Blogger J.C. Loophole said...

I love Easter Parade- even though I kind of see the point about the age difference. I think I like The Band Wagon much better when he was teamed up with Cyd Charisse- it worked better. Maybe because she was taller- looked more urbane or mature. Judy retains a lot of the Mickey Rooney teamup movie/Over the Rainbow stuff in all of her movies. Maybe its because we see Dorothy/Besty/Esther when we see watch the later movies.
By the way - I have a request. A Cyd Charisse Glamour Starter wouldn't hurt on a Monday Morning. I think the lovely lady isn't as remembered as other musical and movie starts. She is just as glamourous and is very elegant and lovely to boot.

9:35 AM  
Anonymous Anonymous said...

JULIA MISBEHAVES and CASS TIMBERLANE came in at the same price as EASTER PARADE? [GREEN DOLPHIN STREET -- okay, I can see some money there.] Are there elaborate musical numbers on the shelf somewhere originally meant for JULIA? Was the CASS budget swelled by the costs of some abortive original shoot starring Frank Morgan and Ava Gardner?

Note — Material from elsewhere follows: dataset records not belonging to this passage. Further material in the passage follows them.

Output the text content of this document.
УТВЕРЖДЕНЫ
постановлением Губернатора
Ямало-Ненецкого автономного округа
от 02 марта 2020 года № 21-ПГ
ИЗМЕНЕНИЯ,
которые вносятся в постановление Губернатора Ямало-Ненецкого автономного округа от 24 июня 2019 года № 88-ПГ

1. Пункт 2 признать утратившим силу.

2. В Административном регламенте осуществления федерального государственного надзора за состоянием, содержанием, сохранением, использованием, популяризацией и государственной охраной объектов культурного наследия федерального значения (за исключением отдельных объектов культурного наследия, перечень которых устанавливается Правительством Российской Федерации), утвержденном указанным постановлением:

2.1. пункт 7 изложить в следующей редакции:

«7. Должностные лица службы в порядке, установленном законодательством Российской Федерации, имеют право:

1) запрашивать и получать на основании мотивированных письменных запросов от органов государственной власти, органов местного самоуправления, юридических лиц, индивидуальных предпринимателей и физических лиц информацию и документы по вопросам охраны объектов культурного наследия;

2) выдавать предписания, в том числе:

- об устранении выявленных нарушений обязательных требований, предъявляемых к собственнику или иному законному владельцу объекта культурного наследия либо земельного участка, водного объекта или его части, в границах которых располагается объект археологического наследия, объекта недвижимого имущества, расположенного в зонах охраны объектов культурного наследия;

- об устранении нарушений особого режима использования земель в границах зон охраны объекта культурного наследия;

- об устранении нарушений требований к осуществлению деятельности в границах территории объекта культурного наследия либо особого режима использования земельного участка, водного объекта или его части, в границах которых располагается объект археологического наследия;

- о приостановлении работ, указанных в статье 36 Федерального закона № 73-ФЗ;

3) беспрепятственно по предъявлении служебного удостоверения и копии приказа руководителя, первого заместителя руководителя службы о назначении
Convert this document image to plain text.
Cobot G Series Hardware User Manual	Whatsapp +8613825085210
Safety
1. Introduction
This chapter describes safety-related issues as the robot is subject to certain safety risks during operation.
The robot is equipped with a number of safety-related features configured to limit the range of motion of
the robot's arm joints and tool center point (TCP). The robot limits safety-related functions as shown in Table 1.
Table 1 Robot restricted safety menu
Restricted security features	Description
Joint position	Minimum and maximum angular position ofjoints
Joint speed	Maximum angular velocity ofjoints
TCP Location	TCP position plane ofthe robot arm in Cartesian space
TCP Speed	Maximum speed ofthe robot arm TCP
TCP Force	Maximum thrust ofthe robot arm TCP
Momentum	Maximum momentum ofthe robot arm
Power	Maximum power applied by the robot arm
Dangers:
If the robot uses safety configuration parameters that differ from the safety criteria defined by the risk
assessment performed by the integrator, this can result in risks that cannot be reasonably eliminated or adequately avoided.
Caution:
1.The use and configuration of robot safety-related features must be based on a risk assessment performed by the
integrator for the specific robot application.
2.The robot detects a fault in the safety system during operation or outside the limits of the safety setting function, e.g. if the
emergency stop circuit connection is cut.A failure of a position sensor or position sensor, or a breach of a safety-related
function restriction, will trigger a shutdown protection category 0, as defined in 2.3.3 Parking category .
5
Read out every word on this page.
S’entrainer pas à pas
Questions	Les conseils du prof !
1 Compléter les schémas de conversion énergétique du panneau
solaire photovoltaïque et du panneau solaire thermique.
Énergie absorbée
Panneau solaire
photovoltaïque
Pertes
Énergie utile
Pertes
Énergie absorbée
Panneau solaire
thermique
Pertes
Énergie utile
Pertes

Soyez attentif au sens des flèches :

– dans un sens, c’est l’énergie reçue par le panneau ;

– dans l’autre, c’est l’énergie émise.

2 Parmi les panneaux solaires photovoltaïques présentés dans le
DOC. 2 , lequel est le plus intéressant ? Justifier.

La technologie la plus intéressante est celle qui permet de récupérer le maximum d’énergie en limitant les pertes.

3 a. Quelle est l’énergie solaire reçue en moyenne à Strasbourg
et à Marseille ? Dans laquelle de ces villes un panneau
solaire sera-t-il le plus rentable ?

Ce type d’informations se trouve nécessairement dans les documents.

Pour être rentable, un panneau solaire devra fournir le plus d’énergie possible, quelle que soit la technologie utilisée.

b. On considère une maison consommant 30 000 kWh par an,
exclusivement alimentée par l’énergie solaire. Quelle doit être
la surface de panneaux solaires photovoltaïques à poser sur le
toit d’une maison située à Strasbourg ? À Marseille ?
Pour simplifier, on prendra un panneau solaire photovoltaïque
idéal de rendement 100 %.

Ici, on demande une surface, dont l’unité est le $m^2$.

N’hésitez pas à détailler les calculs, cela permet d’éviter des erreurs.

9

I mean, the properties (particularly the best-selling CASS) cost some dough, but what did these productions spend the rest of the money on? I can't imagine there's anything in either of them as costly as 1) paying Irving Berlin for music rights, 2) Astaire's long-in-gestation numbers or 3) those costumes. [There were also those singing lessons for Peter Lawford.] I believe you on this, of course, but if JULIA and CASS cost as much as EASTER PARADE, it's clear that Arthur Freed wasn't the extravagant wastrel that recent tomes sometimes suggest, and Metro really did need someone to crack the whip as a production chief...

10:52 AM  
Blogger John McElwee said...

I didn't mean to be so rough on "Easter Parade". Personally, I think it's a fine musical, but these things tend to be a hard sell for the uninitiated, and it's finally gotten to a point for me where I don't even mention musiclas as an option for screenings. Seems everyone nowadays wants film noir, horror pictures, and the like. At least that's been the case with my audiences. As to your point, Griff, I was as shocked by those budget figures on "Cass Timberlane" and "Green Dolphin Street" as anyone, but as I'm sure you know, studio spending was really out of control after the war and Metro was one of the most profligate companies in town. Too many producers on the lot, and not enough fresh ideas.

11:17 AM  
Anonymous Anonymous said...

Just curious, but do you have financial figures for SUMMER STOCK? I wasn't aware that any Garland picture other than THE PIRATE ever lost money. Do you know how her penultimate MGM, IN THE GOOD OLD SUMMERTIME, did? Did it turn a profit?

Thanks,

Danny

12:05 AM  
Blogger John McElwee said...

Danny, it's true that "Summer Stock" lost money, partly because the negative cost was higher (2.0 million) than the previous "Good Old Summertime", which cost 1.5. "Summertime" earned profits of $606,000, while "Summer Stock" ended up losing $69,000. Worldwide rentals for both pictures was pretty near the same. The problem was Summer Stock's expensive negative, which made it harder for the film to break even. Judy's audience was certainly still there, but by 1950, Metro and the other companies were really having to watch dollars being spent to make their "A" pictures, as losses on many of these were considerable.